10. Unbounded Consumption Leads to Denial of Service and Denial of Wallet
LLMs are resource-intensive by default. That makes them vulnerable to abuse by oversized inputs, repeated requests, complex prompts, and extraction-style querying. The result may look like classic denial of service, but in AI systems it often shows up first as a cost problem.
This is why teams now use the phrase denial of wallet. An attacker may not need to crash the system. It may be enough to make it expensive enough to hurt.
How to reduce consumption risk
- Limit request size, context length, and queued actions
- Apply rate limits, quotas, and per-user budgets
- Set timeouts and throttles for expensive operations
- Monitor token usage, latency spikes, and abnormal request patterns
- Degrade gracefully under load rather than failing completely
- Watch for repeated querying patterns that resemble extraction attempts
Cost controls are security controls when inference is expensive.
A Practical Defense Stack for LLM Applications
If you want one implementation-oriented view, the controls below do the most work across the full Top 10:
1. AI gateway or firewall
Inspect prompts going in and responses coming out. Block obvious prompt injection, redact sensitive data, and enforce policy before the model or the user sees anything.
2. Least-privilege architecture
Limit what the model can access, what its tools can do, and what downstream identities are allowed to perform. Keep authorization outside the model.
3. Data hygiene and provenance
Know where training, fine-tuning, and RAG data came from. Validate it, version it, and control changes to it.
4. Output validation
Do not let the model write raw SQL, HTML, shell commands, or API parameters into real systems without deterministic validation.

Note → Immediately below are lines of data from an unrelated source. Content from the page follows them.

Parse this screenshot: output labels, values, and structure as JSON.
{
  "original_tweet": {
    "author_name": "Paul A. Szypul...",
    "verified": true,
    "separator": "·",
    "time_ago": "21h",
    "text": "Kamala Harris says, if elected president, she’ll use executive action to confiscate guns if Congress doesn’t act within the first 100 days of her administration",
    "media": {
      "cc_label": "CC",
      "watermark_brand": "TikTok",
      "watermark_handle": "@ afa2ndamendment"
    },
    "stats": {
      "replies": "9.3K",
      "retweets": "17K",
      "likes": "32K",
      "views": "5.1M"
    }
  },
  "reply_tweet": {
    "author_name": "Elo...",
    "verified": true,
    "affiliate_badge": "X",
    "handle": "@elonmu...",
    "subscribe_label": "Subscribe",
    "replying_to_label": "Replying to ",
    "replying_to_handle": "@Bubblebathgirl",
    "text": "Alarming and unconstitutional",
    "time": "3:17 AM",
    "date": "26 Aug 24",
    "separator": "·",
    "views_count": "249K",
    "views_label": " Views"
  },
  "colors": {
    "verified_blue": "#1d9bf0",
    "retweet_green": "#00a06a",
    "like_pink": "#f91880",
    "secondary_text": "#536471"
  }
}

5. Human approval for high-risk actions
If the action moves money, changes records, deletes data, sends external communications, or impacts health and safety, require human review.

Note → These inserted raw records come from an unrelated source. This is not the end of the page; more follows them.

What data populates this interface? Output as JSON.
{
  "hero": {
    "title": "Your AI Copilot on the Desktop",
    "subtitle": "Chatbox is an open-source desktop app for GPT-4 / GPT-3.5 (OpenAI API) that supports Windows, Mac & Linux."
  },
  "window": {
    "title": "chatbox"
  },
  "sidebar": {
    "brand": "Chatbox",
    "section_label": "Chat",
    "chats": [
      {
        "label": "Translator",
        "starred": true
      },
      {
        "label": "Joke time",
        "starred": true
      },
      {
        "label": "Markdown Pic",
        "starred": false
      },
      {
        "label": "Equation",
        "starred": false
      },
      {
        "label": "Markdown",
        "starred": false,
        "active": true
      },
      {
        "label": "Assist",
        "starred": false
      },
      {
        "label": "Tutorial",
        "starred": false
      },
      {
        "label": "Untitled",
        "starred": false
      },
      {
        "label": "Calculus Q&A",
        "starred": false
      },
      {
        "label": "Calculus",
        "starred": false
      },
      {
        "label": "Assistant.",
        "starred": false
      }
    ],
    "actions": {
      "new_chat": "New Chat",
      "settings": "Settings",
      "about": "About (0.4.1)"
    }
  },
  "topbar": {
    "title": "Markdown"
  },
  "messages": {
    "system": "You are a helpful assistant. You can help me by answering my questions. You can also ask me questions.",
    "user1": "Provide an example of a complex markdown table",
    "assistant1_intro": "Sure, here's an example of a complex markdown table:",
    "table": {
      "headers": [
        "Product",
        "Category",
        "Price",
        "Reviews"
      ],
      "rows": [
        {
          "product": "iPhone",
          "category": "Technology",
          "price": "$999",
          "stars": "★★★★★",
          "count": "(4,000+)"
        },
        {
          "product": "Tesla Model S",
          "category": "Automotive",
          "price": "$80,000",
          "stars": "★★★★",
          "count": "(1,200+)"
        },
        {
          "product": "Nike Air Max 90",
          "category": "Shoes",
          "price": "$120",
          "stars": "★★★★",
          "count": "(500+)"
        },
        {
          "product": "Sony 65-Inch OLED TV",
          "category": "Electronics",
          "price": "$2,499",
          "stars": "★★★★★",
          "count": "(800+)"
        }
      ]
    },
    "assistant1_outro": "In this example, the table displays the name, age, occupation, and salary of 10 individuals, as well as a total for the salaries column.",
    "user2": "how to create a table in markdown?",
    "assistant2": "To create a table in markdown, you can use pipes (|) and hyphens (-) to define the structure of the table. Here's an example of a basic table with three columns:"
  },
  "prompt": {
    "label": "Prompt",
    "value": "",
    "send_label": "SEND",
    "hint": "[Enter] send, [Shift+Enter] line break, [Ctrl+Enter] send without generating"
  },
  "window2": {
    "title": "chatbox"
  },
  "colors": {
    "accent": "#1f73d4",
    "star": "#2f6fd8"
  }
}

6. Monitoring, logging, and anomaly detection
Log prompts, retrieval events, tool calls, and outcomes with enough structure to replay incidents and detect abuse patterns.
7. Adversarial testing
Regularly test with direct injections, indirect injections, poisoned content, malicious documents, and tool abuse scenarios. If you do not test these paths, attackers will.
A Production Checklist
- Sanitize sensitive data before training, fine-tuning, or retrieval ingestion
- Treat prompts, retrieved content, and model output as untrusted by default
- Put approval gates around destructive or externally visible actions
- Enforce least privilege for tools, plug-ins, APIs, and vector stores
- Verify model, adapter, and dataset provenance before deployment
- Validate output before passing it to browsers, databases, shells, or business systems
- Apply quotas, rate limits, and timeouts to control denial-of-wallet risk
- Log enough detail to trace incidents across prompt, retrieval, tool, and response steps
- Red team the application, not just the base model
Further Reading
If you want the original OWASP write-ups behind this summary, start here:
- LLM01: Prompt Injection
- LLM02: Sensitive Information Disclosure
- LLM03: Supply Chain
- LLM04: Data and Model Poisoning
- LLM05: Improper Output Handling
- LLM06: Excessive Agency
- LLM07: System Prompt Leakage
- LLM08: Vector and Embedding Weaknesses
- LLM09: Misinformation
- LLM10: Unbounded Consumption
The Bottom Line
The OWASP Top 10 for LLMs is useful because it reframes AI security as engineering discipline. Prompt injection, data leakage, poisoned retrieval, untrusted output, and overpowered agents are not abstract research curiosities. They are production failure modes.
The teams that operate LLMs safely will be the teams that treat them neither as magic nor as ordinary software. They will treat them as probabilistic systems wrapped in deterministic controls.
That is the right mental model for building AI that is useful, secure, and still under your control.